In management comments accompanying its second-quarter 2025 results, the company portrays a landscape that saw its United States operations produce more steel and generate more profits compared with activities in Brazil and the rest of South America.
From April through June of this year, the company's North American operations evidenced notable performance, contributing with 61 percent of the quarter’s consolidated EBITDA and offsetting the lower results in Brazil and South America.
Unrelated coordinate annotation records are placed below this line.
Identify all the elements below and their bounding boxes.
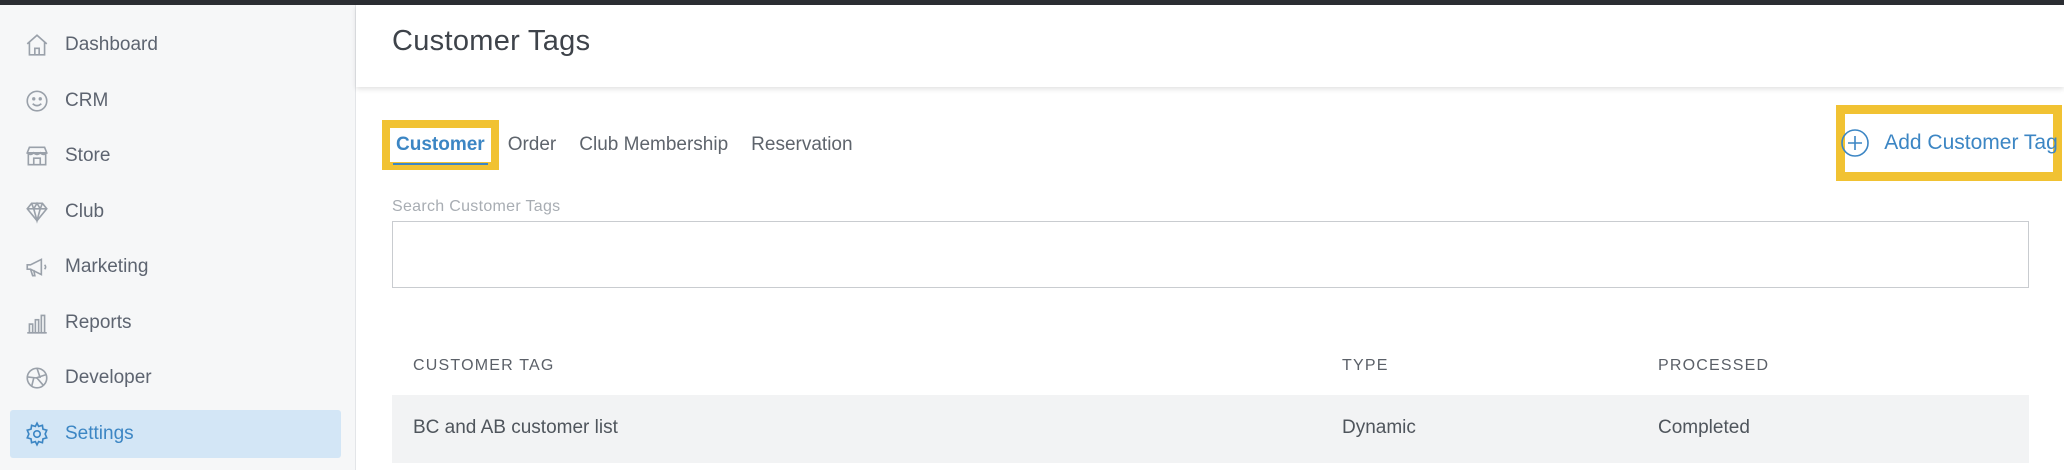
add-customer-tag-label: Add Customer Tag xyxy=(1884,131,2058,154)
sidebar-item-crm[interactable]: CRM xyxy=(10,77,341,125)
sidebar-item-label: Dashboard xyxy=(65,34,158,55)
gear-icon xyxy=(23,420,51,448)
sidebar-item-label: Reports xyxy=(65,311,132,333)
megaphone-icon xyxy=(23,253,51,281)
cell-processed: Completed xyxy=(1658,417,1750,438)
sidebar-item-label: Developer xyxy=(65,367,152,388)
sidebar-item-dashboard[interactable]: Dashboard xyxy=(10,21,341,69)
page-header: Customer Tags xyxy=(356,5,2064,87)
sidebar-item-store[interactable]: Store xyxy=(10,132,341,180)
sidebar-item-club[interactable]: Club xyxy=(10,188,341,236)
diamond-icon xyxy=(23,198,51,226)
tab-club-membership[interactable]: Club Membership xyxy=(579,134,728,156)
cell-type: Dynamic xyxy=(1342,417,1416,438)
column-header-processed[interactable]: PROCESSED xyxy=(1658,357,1769,375)
sidebar-item-label: Store xyxy=(65,145,111,166)
plus-circle-icon xyxy=(1840,128,1870,158)
sidebar-item-settings[interactable]: Settings xyxy=(10,409,341,458)
sidebar: Dashboard CRM Store Club Marketing Repor… xyxy=(0,5,356,470)
smiley-icon xyxy=(23,87,51,115)
page-title: Customer Tags xyxy=(392,25,591,57)
main-content: Customer Tags Customer Order Club Member… xyxy=(356,5,2064,470)
aperture-icon xyxy=(23,364,51,392)
search-label: Search Customer Tags xyxy=(392,198,561,215)
home-icon xyxy=(23,31,51,59)
sidebar-item-label: Settings xyxy=(65,422,134,444)
cell-customer-tag: BC and AB customer list xyxy=(413,417,618,438)
table-row[interactable]: BC and AB customer list Dynamic Complete… xyxy=(392,395,2029,463)
sidebar-item-label: Club xyxy=(65,200,105,222)
add-customer-tag-button[interactable]: Add Customer Tag xyxy=(1836,105,2062,181)
sidebar-item-reports[interactable]: Reports xyxy=(10,299,341,347)
table-header: CUSTOMER TAG TYPE PROCESSED xyxy=(392,347,2029,387)
sidebar-item-label: CRM xyxy=(65,89,109,111)
tab-reservation[interactable]: Reservation xyxy=(751,134,852,156)
store-icon xyxy=(23,142,51,170)
tab-customer[interactable]: Customer xyxy=(382,120,499,170)
sidebar-item-marketing[interactable]: Marketing xyxy=(10,243,341,291)
sidebar-item-label: Marketing xyxy=(65,256,149,277)
tab-order[interactable]: Order xyxy=(508,134,557,156)
column-header-customer-tag[interactable]: CUSTOMER TAG xyxy=(413,357,555,375)
bar-chart-icon xyxy=(23,309,51,337)
tab-bar: Customer Order Club Membership Reservati… xyxy=(382,120,853,170)
sidebar-nav: Dashboard CRM Store Club Marketing Repor… xyxy=(0,5,355,458)
search-input[interactable] xyxy=(392,221,2029,288)
sidebar-item-developer[interactable]: Developer xyxy=(10,354,341,402)
column-header-type[interactable]: TYPE xyxy=(1342,357,1389,375)
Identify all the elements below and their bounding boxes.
Regarding mill activity—which in the U.S. and Canada consists of recycled-content electric arc furnace (EAF) mills—Gerdau produced 2.1 percent less steel in Brazil in this year’s second quarter compared with last year’s, while its mills in North America churned out 12.3 percent more steel this year compared with 2024.
Since President Donald Trump was inaugurated in January, his administration has introduced several measures to extend and increase tariff rates on inbound steel and on overall imports arriving from certain nations, including Brazil.
Reviewing the most recent quarter, Gerdau says it was able to overcome “an even more challenging business environment in Brazil” in particular because of the geographic diversification of its operations that it says once again has proven to be one of Gerdau’s key strategic advantages.
“In North America, we achieved a shipment volume in the quarter that was 2.2 percent higher than in the first quarter of 2025, driven by a decline in import levels due to the reinforcement of Section 232 tariffs and the resulting supply rebalancing," the company says. "With the market prioritizing domestic steel over imports, the order backlog remained high throughout the quarter, averaging 75 days.”
Gerdau says it operations in Brazil have been hampered not only by the loss of the U.S. export market but also because of excessive steel imports under "unfair competitive conditions," adding that the high level of imports remains a critical issue for the Brazilian steel industry’s competitiveness, reinforcing what it says is an urgency to improve trade defense mechanisms against imported steel.
“Gerdau remains well prepared to act in light of uncertain macroeconomic scenarios, such as those we have been facing in the global market," Gerdau CEO Gustavo Werneck says. "However, I would like to emphasize the importance of having fair competitive conditions in the Brazilian market to ensure the long-term sustainability of our business.”